How Google's Pixel 2 'Now Playing' Song Identification Works (venturebeat.com)
An anonymous reader shares a report from VentureBeat, written by Emil Protalinski: The most interesting Google Pixel 2 and Pixel 2 XL feature, to me, is Now Playing. If you've ever used Shazam or SoundHound, you probably understand the basics: The app uses your device's microphone to capture an audio sample and creates an acoustic fingerprint to compare against a central song database. If a match is found, information such as the song title and artist are sent back to the user. Now Playing achieves this with two important differentiators. First, Now Playing detects songs automatically without you explicitly asking -- the feature works when your phone is locked and the information is displayed on the Pixel 2's lock screen (you'll eventually be able to ask Google Assistant what's currently playing, but not yet). Secondly, it's an on-device and local feature: Now Playing functions completely offline (we tested this, and indeed it works with mobile data and Wi-Fi turned off). No audio is ever sent to Google.
Sure, why not? Do you honestly think that something which amounts to a checksum takes very much space? Probably a few bytes per song.
If we figure 32 bytes per song times 50,000 songs, that's only like 1.6MB of space needed.
Yet another lump of unremovable pre-installed stuff taking precious space on your phone.
If you don't turn it on, it doesn't ever download the fingerprint database.
How in the actual fuck is this possible? They have an audio an audio signature of every song built in?
Yes. And this is not surprising; the data needed to identify songs is tiny. Essentially it's just vectors (big numerical arrays), they don't need to store the whole mp3.

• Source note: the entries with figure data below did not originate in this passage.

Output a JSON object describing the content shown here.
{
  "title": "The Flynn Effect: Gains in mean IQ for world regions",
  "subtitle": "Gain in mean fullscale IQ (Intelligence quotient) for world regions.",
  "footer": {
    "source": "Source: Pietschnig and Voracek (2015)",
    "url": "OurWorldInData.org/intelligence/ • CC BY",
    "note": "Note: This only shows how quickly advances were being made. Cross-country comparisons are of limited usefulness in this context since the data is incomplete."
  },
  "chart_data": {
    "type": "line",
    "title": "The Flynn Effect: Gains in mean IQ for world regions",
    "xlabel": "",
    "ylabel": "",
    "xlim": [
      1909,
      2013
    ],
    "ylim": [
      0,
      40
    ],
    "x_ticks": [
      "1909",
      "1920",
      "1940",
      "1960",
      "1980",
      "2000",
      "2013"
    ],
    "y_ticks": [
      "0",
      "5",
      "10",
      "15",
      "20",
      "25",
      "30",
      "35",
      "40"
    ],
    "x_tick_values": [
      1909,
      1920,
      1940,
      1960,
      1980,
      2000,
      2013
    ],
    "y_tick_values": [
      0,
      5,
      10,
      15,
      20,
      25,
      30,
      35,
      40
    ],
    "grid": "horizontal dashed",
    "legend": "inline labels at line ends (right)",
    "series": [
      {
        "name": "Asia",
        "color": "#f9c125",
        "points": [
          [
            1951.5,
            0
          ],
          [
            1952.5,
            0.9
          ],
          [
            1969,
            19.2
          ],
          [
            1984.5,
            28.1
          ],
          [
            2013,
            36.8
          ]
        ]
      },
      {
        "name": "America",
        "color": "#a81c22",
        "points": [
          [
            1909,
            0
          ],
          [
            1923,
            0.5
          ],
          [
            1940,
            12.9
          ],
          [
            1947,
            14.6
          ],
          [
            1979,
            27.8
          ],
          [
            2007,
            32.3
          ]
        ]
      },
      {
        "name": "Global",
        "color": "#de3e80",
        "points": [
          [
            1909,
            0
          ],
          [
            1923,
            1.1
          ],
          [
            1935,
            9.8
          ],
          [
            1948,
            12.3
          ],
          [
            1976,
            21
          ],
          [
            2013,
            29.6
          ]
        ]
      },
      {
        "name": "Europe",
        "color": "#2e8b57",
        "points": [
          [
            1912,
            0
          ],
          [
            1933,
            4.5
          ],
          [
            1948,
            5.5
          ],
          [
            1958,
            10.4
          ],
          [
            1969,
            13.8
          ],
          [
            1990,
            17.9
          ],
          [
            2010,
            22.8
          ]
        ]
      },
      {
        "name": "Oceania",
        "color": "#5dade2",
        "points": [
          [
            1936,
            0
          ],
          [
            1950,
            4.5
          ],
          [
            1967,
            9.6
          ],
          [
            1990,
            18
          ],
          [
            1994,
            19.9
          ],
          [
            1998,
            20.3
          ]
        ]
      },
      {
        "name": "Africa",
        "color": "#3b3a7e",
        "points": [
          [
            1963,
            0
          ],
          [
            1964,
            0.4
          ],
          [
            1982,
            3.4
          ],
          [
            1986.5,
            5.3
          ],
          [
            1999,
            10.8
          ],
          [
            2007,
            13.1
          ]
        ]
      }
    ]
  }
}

More and more can be done locally on the devices. For instance, look at what is actually needed to detect English speech using CMU sphinx:
https://github.com/cmusphinx/p...
(look at the hmm model)
This used to require huge computing power and storage, but now it can work on a mobile device.
Another example: once upon a time you needed Google datacenters to do gender and age recognition on photos. Now you can download pre-trained models for that, and the result can fit on a mobile device. Or you can download the entire dataset (500k photos of celebs) and train it yourself on your own servers;
https://data.vision.ee.ethz.ch...
Or you want a model to recognize basically any kind of object in a photo?
https://github.com/tensorflow/...
(there's a model specifically designed to run on mobile devices)
i know it's disturbing but this is where things are today. Just a few years ago, this XKCD comic was true:
https://xkcd.com/1425/
Now you can actually download the code and models to do that completely offline and in a few ms.
lucm, indeed.
According to the article the local song database is updated once per week based on the changing popularity of songs on Google Play. The least popular songs are replaced rather than expanding the database in perpetuity, and if you never enable the feature the database is never downloaded.